For pensions earned after Jan. 1, 2025, members of the jointly sponsored pension plan will see annual payouts increase from 8.5 per cent of their total contributions per annum to 9.5 per cent. This equates to 11.7 per cent higher benefits than under the current regime.

Read: College of Family Physicians of Canada pension plan joining the CAAT’s DBplus

The change comes as DBplus and DBprime, which are managed together, move from level 4 to 5 of the funding policy agreement. Laid out by the CAAT in 2007 and updated in 2018, the agreement details six levels of benefit payments members can receive, depending on the financial health of the plan.

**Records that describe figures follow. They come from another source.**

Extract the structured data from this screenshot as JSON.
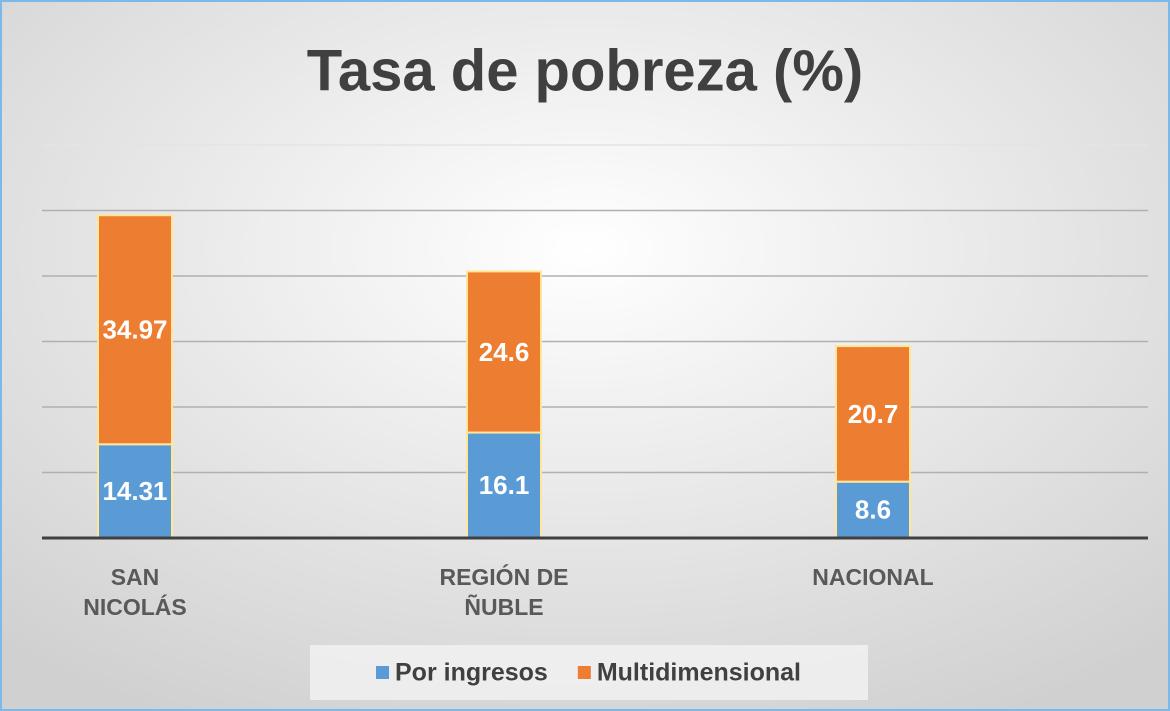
{
  "chart_data": {
    "type": "stacked_bar",
    "title": "Tasa de pobreza (%)",
    "categories": [
      "SAN\nNICOLÁS",
      "REGIÓN DE\nÑUBLE",
      "NACIONAL"
    ],
    "series": [
      {
        "name": "Por ingresos",
        "color": "#5b9bd5",
        "values": [
          14.31,
          16.1,
          8.6
        ]
      },
      {
        "name": "Multidimensional",
        "color": "#ed7d31",
        "values": [
          34.97,
          24.6,
          20.7
        ]
      }
    ],
    "ylim": [
      0,
      60
    ],
    "yticks": [
      0,
      10,
      20,
      30,
      40,
      50,
      60
    ],
    "grid": true,
    "legend": "bottom"
  }
}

At each level, a number of new levers can be triggered that improve the benefits accrued by plan members. “The levers within each level are designed to provide equitable treatment to each plan,” says Andrew Whale, vice-president of strategic risk management at the CAAT. “The last lever that we pulled to exit level 4 was also to reduce contributions for our DBprime members, who had been contributing at elevated rates since the [2008/09] financial crisis.”

The decision to promote the pension plans to level 5 is because the plan, which has a funding level of 124 per cent, has reserves that can fund future conditional inflation protection increases and withstand a two per cent reduction in the discount rate. “Essentially, the plan needs to have sufficient surplus to allocate to all the different levers at funding levels 4 and below before it moves to level 5,” says Whale.

Currently, DBplus’ funding reserves are being bolstered to help it withstand a 7.5 per cent increase in liabilities as an additional cushion for securing its benefits. For the CAAT to move to level 6, another reduction to the contributions of DBprime members is required.

At that point, the lifetime pension factor may be increased by more than 9.5 per cent and retired and deferred members will receive conditional inflation protection of at least 75 per cent of the consumer price index. Other benefits may be increased on an ad hoc basis.